Moussa, former Arab League secretary general, was a candidate in the presidential election won by Morsi last year.
The draft reflects how the balance of power has shifted in Egypt since the secular-minded generals ousted Mursi, the country's first freely elected head of state, after mass protests against him and the Muslim Brotherhood.
The new constitution could lead to an outright ban on Islamist parties and strengthens the political grip of the already powerful military establishment that has put itself squarely back at the heart of power since toppling Morsi.
The assembly finished voting on the draft after talks on the order of next year's elections stretched late into Sunday night.
The changes follow debate fuelled by concern that weak secular parties are not ready for parliamentary elections, sources familiar with the discussions have said.
Seeing army chief Abdel Fattah al-Sisi as the front-runner for president, some assembly members wanted the presidential election held before legislative polls or even at the same time so that a strong presidential candidate can forge an electoral alliance for the parliamentary race.
The draft constitution widens the already broad privileges enjoyed by the army by requiring the approval of the Supreme Council of the Armed Forces for the choice of a defense minister to serve for two full presidential terms from the moment the document is ratified.
It does not indicate how the minister of defense could be sacked or who has the authority to fire him.
It also allows the military to try civilians in military courts - a holdover from previous constitutions.
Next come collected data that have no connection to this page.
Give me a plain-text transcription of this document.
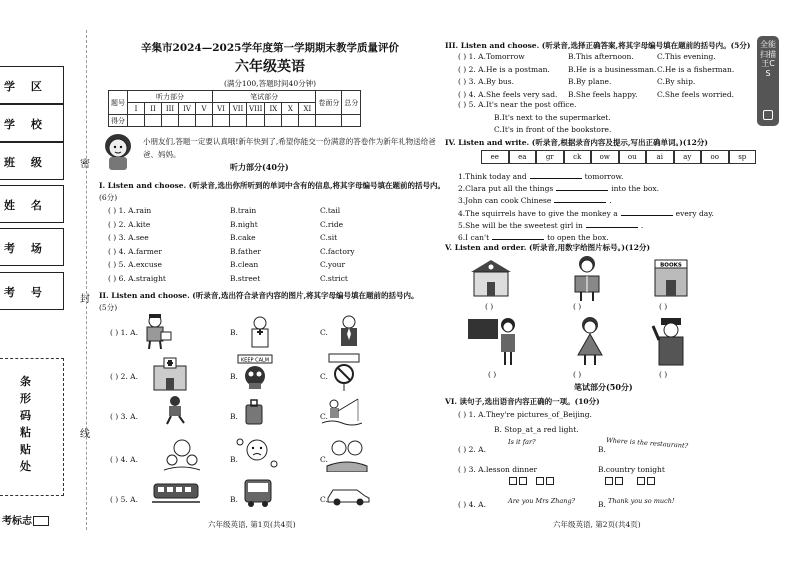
学 区
学 校
班 级
姓 名
考 场
考 号
条形码粘贴处
考标志
密
封
线
辛集市2024—2025学年度第一学期期末教学质量评价
六年级英语
(满分100,答题时间40分钟)
题号	听力部分					笔试部分						卷面分	总分
	I	II	III	IV	V	VI	VII	VIII	IX	X	XI		
得分													
小朋友们,答题一定要认真哦!新年快到了,希望你能交一份满意的答卷作为新年礼物送给爸爸、妈妈。
听力部分(40分)
I. Listen and choose. (听录音,选出你所听到的单词中含有的信息,将其字母编号填在题前的括号内。
(6分)
( ) 1. A.rain	B.train	C.tail
( ) 2. A.kite	B.night	C.ride
( ) 3. A.see	B.cake	C.sit
( ) 4. A.farmer	B.father	C.factory
( ) 5. A.excuse	B.clean	C.your
( ) 6. A.straight	B.street	C.strict
II. Listen and choose. (听录音,选出符合录音内容的图片,将其字母编号填在题前的括号内。
(5分)
( ) 1. A.	B.	C.
( ) 2. A.	B.	C.
( ) 3. A.	B.	C.
( ) 4. A.	B.	C.
( ) 5. A.	B.	C.
KEEP CALM
六年级英语, 第1页(共4页)
III. Listen and choose. (听录音,选择正确答案,将其字母编号填在题前的括号内。(5分)
( ) 1. A.Tomorrow	B.This afternoon.	C.This evening.
( ) 2. A.He is a postman. B.He is a businessman. C.He is a fisherman.
( ) 3. A.By bus.	B.By plane.	C.By ship.
( ) 4. A.She feels very sad. B.She feels happy.	C.She feels worried.
( ) 5. A.It's near the post office.
B.It's next to the supermarket.
C.It's in front of the bookstore.
IV. Listen and write. (听录音,根据录音内容及提示,写出正确单词。)(12分)
ee	ea	gr	ck	ow	ou	ai	ay	oo	sp
1.Think today and	tomorrow.
2.Clara put all the things	into the box.
3.John can cook Chinese	.
4.The squirrels have to give the monkey a	every day.
5.She will be the sweetest girl in	.
6.I can't	to open the box.
V. Listen and order. (听录音,用数字给图片标号。)(12分)
BOOKS
( )	( )	( )
( )	( )	( )
笔试部分(50分)
VI. 读句子,选出语音内容正确的一项。(10分)
( ) 1. A.They're pictures_of_Beijing.
B. Stop_at_a red light.
( ) 2. A.
Is it far?
B. Where is the restaurant?
( ) 3. A.lesson dinner	B.country tonight

( ) 4. A.	Are you Mrs Zhang?	B. Thank you so much!
六年级英语, 第2页(共4页)
全能扫描王CS
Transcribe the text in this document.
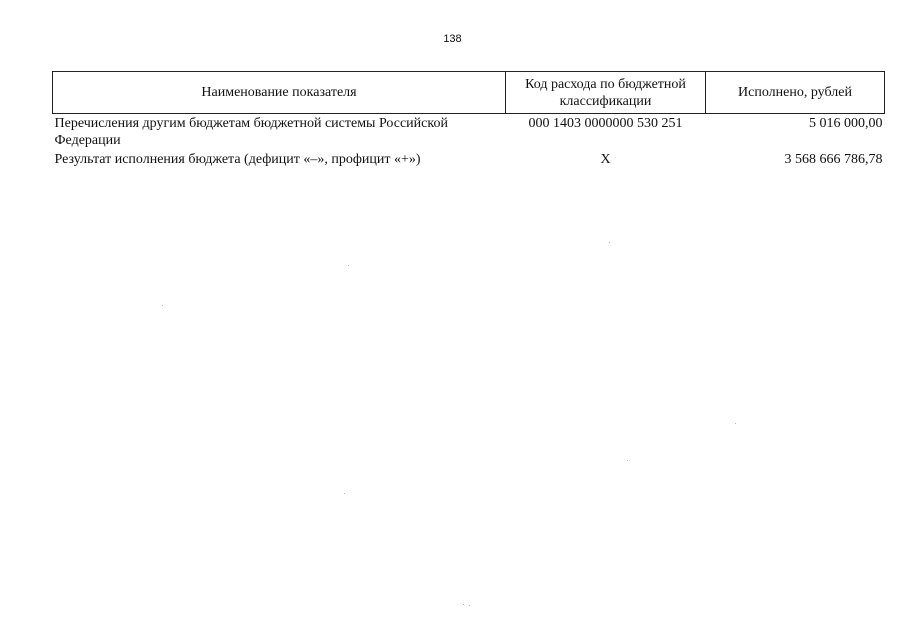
138
Наименование показателя	Код расхода по бюджетной классификации	Исполнено, рублей
Перечисления другим бюджетам бюджетной системы Российской Федерации	000 1403 0000000 530 251	5 016 000,00
Результат исполнения бюджета (дефицит «–», профицит «+»)	X	3 568 666 786,78
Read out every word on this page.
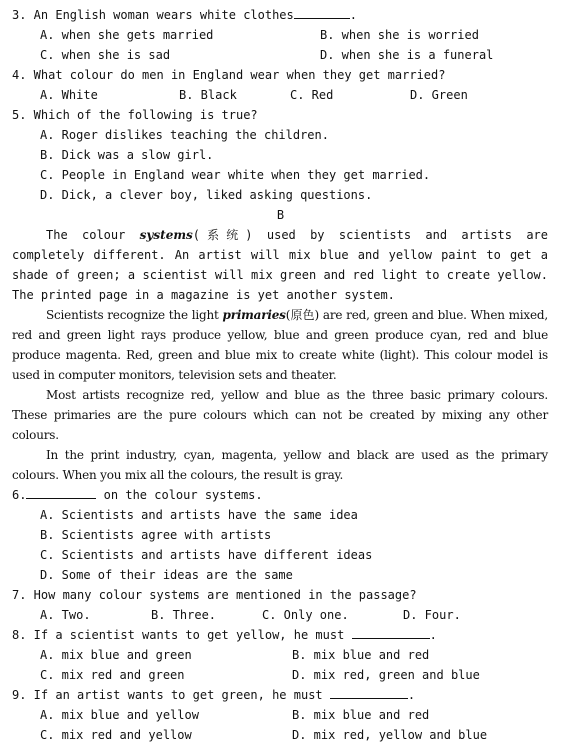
3. An English woman wears white clothes	.
A. when she gets married	B. when she is worried
C. when she is sad	D. when she is a funeral
4. What colour do men in England wear when they get married?
A. White	B. Black	C. Red	D. Green
5. Which of the following is true?
A. Roger dislikes teaching the children.
B. Dick was a slow girl.
C. People in England wear white when they get married.
D. Dick, a clever boy, liked asking questions.
B
The colour systems(系统) used by scientists and artists are completely different. An artist will mix blue and yellow paint to get a shade of green; a scientist will mix green and red light to create yellow. The printed page in a magazine is yet another system.
Scientists recognize the light primaries(原色) are red, green and blue. When mixed, red and green light rays produce yellow, blue and green produce cyan, red and blue produce magenta. Red, green and blue mix to create white (light). This colour model is used in computer monitors, television sets and theater.
Most artists recognize red, yellow and blue as the three basic primary colours. These primaries are the pure colours which can not be created by mixing any other colours.
In the print industry, cyan, magenta, yellow and black are used as the primary colours. When you mix all the colours, the result is gray.
6.	on the colour systems.
A. Scientists and artists have the same idea
B. Scientists agree with artists
C. Scientists and artists have different ideas
D. Some of their ideas are the same
7. How many colour systems are mentioned in the passage?
A. Two.	B. Three.	C. Only one.	D. Four.
8. If a scientist wants to get yellow, he must	.
A. mix blue and green	B. mix blue and red
C. mix red and green	D. mix red, green and blue
9. If an artist wants to get green, he must	.
A. mix blue and yellow	B. mix blue and red
C. mix red and yellow	D. mix red, yellow and blue
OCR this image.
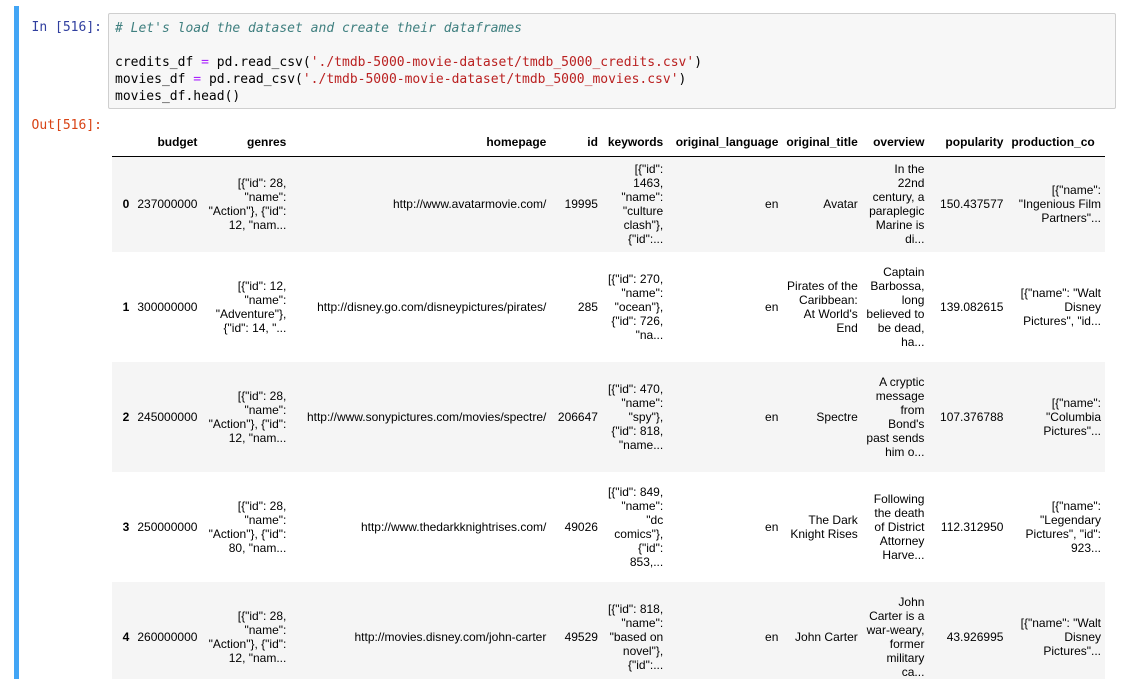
In [516]: # Let's load the dataset and create their dataframes

credits_df = pd.read_csv('./tmdb-5000-movie-dataset/tmdb_5000_credits.csv')
movies_df = pd.read_csv('./tmdb-5000-movie-dataset/tmdb_5000_movies.csv')
movies_df.head()
Out[516]:
	budget	genres	homepage	id	keywords	original_language	original_title	overview	popularity	production_co
0	237000000	[{"id": 28, "name": "Action"}, {"id": 12, "nam...	http://www.avatarmovie.com/	19995	[{"id": 1463, "name": "culture clash"}, {"id":...	en	Avatar	In the 22nd century, a paraplegic Marine is di...	150.437577	[{"name": "Ingenious Film Partners"...
1	300000000	[{"id": 12, "name": "Adventure"}, {"id": 14, "...	http://disney.go.com/disneypictures/pirates/	285	[{"id": 270, "name": "ocean"}, {"id": 726, "na...	en	Pirates of the Caribbean: At World's End	Captain Barbossa, long believed to be dead, ha...	139.082615	[{"name": "Walt Disney Pictures", "id...
2	245000000	[{"id": 28, "name": "Action"}, {"id": 12, "nam...	http://www.sonypictures.com/movies/spectre/	206647	[{"id": 470, "name": "spy"}, {"id": 818, "name...	en	Spectre	A cryptic message from Bond's past sends him o...	107.376788	[{"name": "Columbia Pictures"...
3	250000000	[{"id": 28, "name": "Action"}, {"id": 80, "nam...	http://www.thedarkknightrises.com/	49026	[{"id": 849, "name": "dc comics"}, {"id": 853,...	en	The Dark Knight Rises	Following the death of District Attorney Harve...	112.312950	[{"name": "Legendary Pictures", "id": 923...
4	260000000	[{"id": 28, "name": "Action"}, {"id": 12, "nam...	http://movies.disney.com/john-carter	49529	[{"id": 818, "name": "based on novel"}, {"id":...	en	John Carter	John Carter is a war-weary, former military ca...	43.926995	[{"name": "Walt Disney Pictures"...
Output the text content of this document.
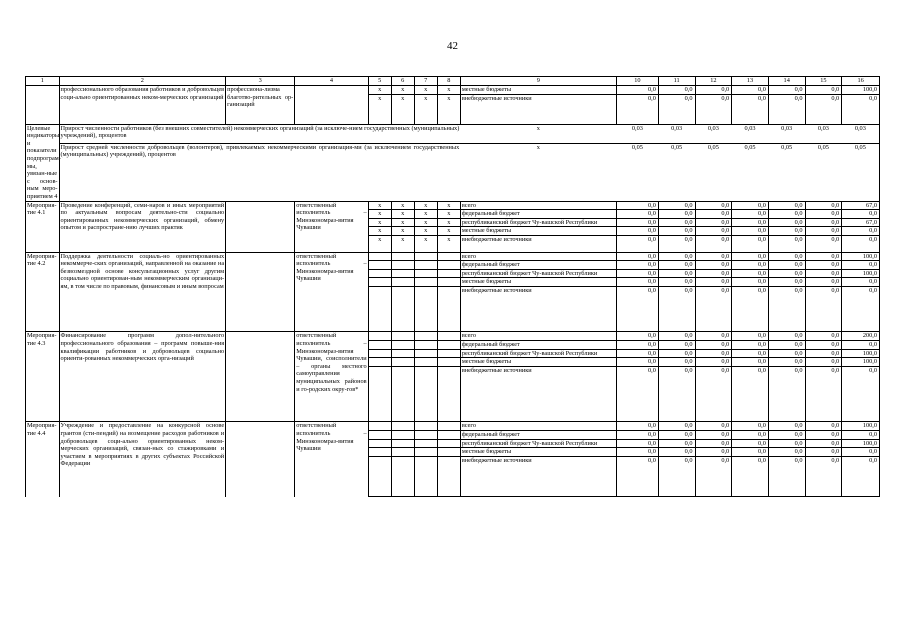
42
1	2	3	4	5	6	7	8	9	10	11	12	13	14	15	16
	профессионального образования работников и добровольцев соци-ально ориентированных неком-мерческих организаций	профессиона-лизма благотво-рительных ор-ганизаций		x	x	x	x	местные бюджеты	0,0	0,0	0,0	0,0	0,0	0,0	100,0
				x	x	x	x	внебюджетные источники	0,0	0,0	0,0	0,0	0,0	0,0	0,0
Целевые индикаторы и показатели подпрограм-мы, увязан-ные с основ-ным меро-приятием 4	Прирост численности работников (без внешних совместителей) некоммерческих организаций (за исключе-нием государственных (муниципальных) учреждений), процентов							x	0,03	0,03	0,03	0,03	0,03	0,03	0,03
	Прирост средней численности добровольцев (волонтеров), привлекаемых некоммерческими организация-ми (за исключением государственных (муниципальных) учреждений), процентов							x	0,05	0,05	0,05	0,05	0,05	0,05	0,05
Мероприя-тие 4.1	Проведение конференций, семи-наров и иных мероприятий по актуальным вопросам деятельно-сти социально ориентированных некоммерческих организаций, обмену опытом и распростране-нию лучших практик		ответственный исполнитель – Минэкономраз-вития Чувашии	x	x	x	x	всего	0,0	0,0	0,0	0,0	0,0	0,0	67,0
				x	x	x	x	федеральный бюджет	0,0	0,0	0,0	0,0	0,0	0,0	0,0
				x	x	x	x	республиканский бюджет Чу-вашской Республики	0,0	0,0	0,0	0,0	0,0	0,0	67,0
				x	x	x	x	местные бюджеты	0,0	0,0	0,0	0,0	0,0	0,0	0,0
				x	x	x	x	внебюджетные источники	0,0	0,0	0,0	0,0	0,0	0,0	0,0
Мероприя-тие 4.2	Поддержка деятельности социаль-но ориентированных некоммерче-ских организаций, направленной на оказание на безвозмездной основе консультационных услуг другим социально ориентирован-ным некоммерческим организаци-ям, в том числе по правовым, финансовым и иным вопросам		ответственный исполнитель – Минэкономраз-вития Чувашии					всего	0,0	0,0	0,0	0,0	0,0	0,0	100,0
								федеральный бюджет	0,0	0,0	0,0	0,0	0,0	0,0	0,0
								республиканский бюджет Чу-вашской Республики	0,0	0,0	0,0	0,0	0,0	0,0	100,0
								местные бюджеты	0,0	0,0	0,0	0,0	0,0	0,0	0,0
								внебюджетные источники	0,0	0,0	0,0	0,0	0,0	0,0	0,0
Мероприя-тие 4.3	Финансирование программ допол-нительного профессионального образования – программ повыше-ния квалификации работников и добровольцев социально ориенти-рованных некоммерческих орга-низаций		ответственный исполнитель – Минэкономраз-вития Чувашии, соисполнители – органы местного самоуправления муниципальных районов и го-родских окру-гов*					всего	0,0	0,0	0,0	0,0	0,0	0,0	200,0
								федеральный бюджет	0,0	0,0	0,0	0,0	0,0	0,0	0,0
								республиканский бюджет Чу-вашской Республики	0,0	0,0	0,0	0,0	0,0	0,0	100,0
								местные бюджеты	0,0	0,0	0,0	0,0	0,0	0,0	100,0
								внебюджетные источники	0,0	0,0	0,0	0,0	0,0	0,0	0,0
Мероприя-тие 4.4	Учреждение и предоставление на конкурсной основе грантов (сти-пендий) на возмещение расходов работников и добровольцев соци-ально ориентированных неком-мерческих организаций, связан-ных со стажировками и участием в мероприятиях в других субъектах Российской Федерации		ответственный исполнитель – Минэкономраз-вития Чувашии					всего	0,0	0,0	0,0	0,0	0,0	0,0	100,0
								федеральный бюджет	0,0	0,0	0,0	0,0	0,0	0,0	0,0
								республиканский бюджет Чу-вашской Республики	0,0	0,0	0,0	0,0	0,0	0,0	100,0
								местные бюджеты	0,0	0,0	0,0	0,0	0,0	0,0	0,0
								внебюджетные источники	0,0	0,0	0,0	0,0	0,0	0,0	0,0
The draft does, however, specify the crimes for which a civilian can be tried by the military.
The constitution will replace one signed into law by Morsi last year after it was passed in a referendum. The new text strips out Islamist-inspired additions introduced by the Islamist-dominated assembly that drafted it.
Morsi's fall set off the bloodiest strife in Egypt's modern history.
Armed attacks on the security forces have become commonplace, and some 200 policemen and soldiers have been killed in what the government casts as a war on terrorism waged by Islamist militants. The Brotherhood says it is peacefully resisting the army takeover.
In a reminder of the simmering tension, security forces fired teargas in Cairo's Tahrir Square to disperse anti-government protesters.
"The people want to topple the regime," chanted several hundred protesters. "With our blood and souls we sacrifice for you, Islam," chanted some. One scaled a lamp post to hang a picture of Morsi.
Others flashed the four-finger hand sign denoting sympathy with the hundreds of Mursi supporters shot dead by the security forces when they broke up their Cairo sit-ins on August 14.
Army vehicles moved in to drive the demonstrators away and later sealed off the square completely. Some passersby shouted abuse at the protesters, others waved in support. Earlier, protesters set a police truck ablaze near Cairo University.
The government says it is determined to implement a law passed last week that heavily restricts protests. Criticized by the United States, the law has hardened fears of pro-democracy campaigners about the future of political freedoms in Egypt.
Ahmed Maher, one of two leading secular activists detained for calling protests in defiance of the law, was released on Sunday. The other, Alaa Abdel Fattah, was ordered detained for a further 15 days. Both are symbols of the historic 2011 uprising that led to Mubarak's downfall.